Tiemblo cuando veo parpadear esos leds rojos. Y cuando noto la mirada inescrutable de Mario fija en mí. Una parte de mí piensa que empiezo a deslizarme por la pendiente de la locura. La otra sólo tiembla.
Al principio no advertí nada raro. Ella se limitaba a ejecutar sus programas y regresar a su base para recargarse. Me acostumbré enseguida a su ir y venir constante por la casa, al ronroneo de sus aspas, a sus pitidos esporádicos de androide de Star Wars.
Me sorprendió la inteligencia con que eludía los obstáculos, la habilidad que usaba para sortearme cuando me plantaba burlón en su camino sólo para obligarla a revolverse furiosa. Y a Mario le encantó. Si la veía pasar por el pasillo gorjeaba feliz, olvidaba los juguetes y se lanzaba gateando a toda velocidad tras ella.
Con los días parecía aprender más sobre la casa, sobre nosotros. Empecé a advertir que observaba todo atentamente. Desde el sofá la veía vigilante desde la puerta del salón, inmóvil pero con los leds parpadeando a ritmo pausado. Cuando notaba mi atención se ponía en marcha y desaparecía con un susurro hacia el fondo del pasillo. Me fue invadiendo una incómoda sensación de intrusismo, absurda, pero que no podía quitarme de la cabeza.
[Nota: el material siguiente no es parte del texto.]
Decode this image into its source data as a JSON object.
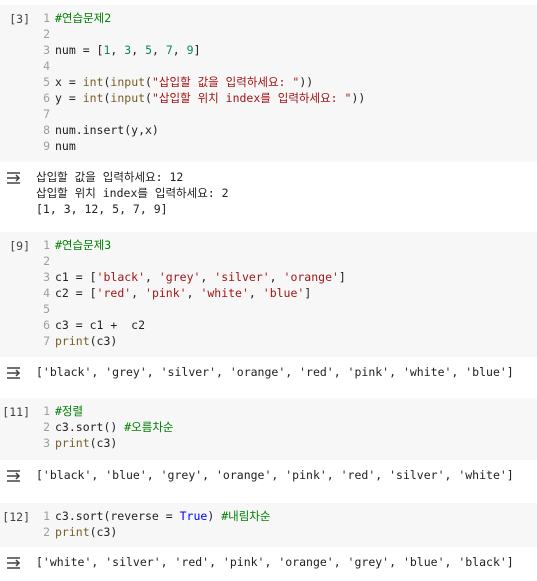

Luego empezaron los ruidos en la noche. El trajín de las ruedas por el pasillo y esos pitidos ya familiares. Un modo nocturno de ahorro, pensé. El ruido no parecía desvelar a Mario, así que no me pareció motivo para saltar de la cama ni la primera vez, ni la segunda.
Una noche me levanté para ir al baño. Un sonido extraño llamó mi atención. Me asomé a la puerta de la otra habitación, débilmente iluminado por la lamparita infantil. Mario estaba sentado, con las piernecitas asomando entre los barrotes de la cuna. Y frente al niño, ella se movía suavemente en un baile hipnótico, los dos leds rojos parpadeando al ritmo de unos pitidos apagados, casi dulces.
Desde las sombras, medio dormido aún, asistí atónito y en silencio a ese diálogo imposible. Los pequeños bips del robot alternando con los balbuceos incomprensibles de mi hijo en una conversación inquietante. Mi presencia pasó inadvertida para ambos hasta que se me escapó un carraspeo. Ella se detuvo y se apagó, el niño me miró y se escondió bajo el edredón. No supe decir nada.
Mario no ha recobrado la mirada inocente y risueña de antes. Ni siquiera llora últimamente. Y ella deambula por la casa ignorándome, aunque a veces se pare ante mí desafiante.
No sé que es lo que ha entrado en mi casa, aunque sí sepa bajo qué forma lo ha hecho. Y estoy asustado. Esta noche soy incapaz de cerrar los ojos, algo me dice que no lo haga. Estoy seguro de que ellos dos traman algo, conspiran contra mí al acecho de las sombras.
Ya están hablando de nuevo. Puedo escucharlos cuchicheando. Intercambiando secretos. Tramando a mis espaldas.
Y tiemblo, al quitar el seguro de la pistola.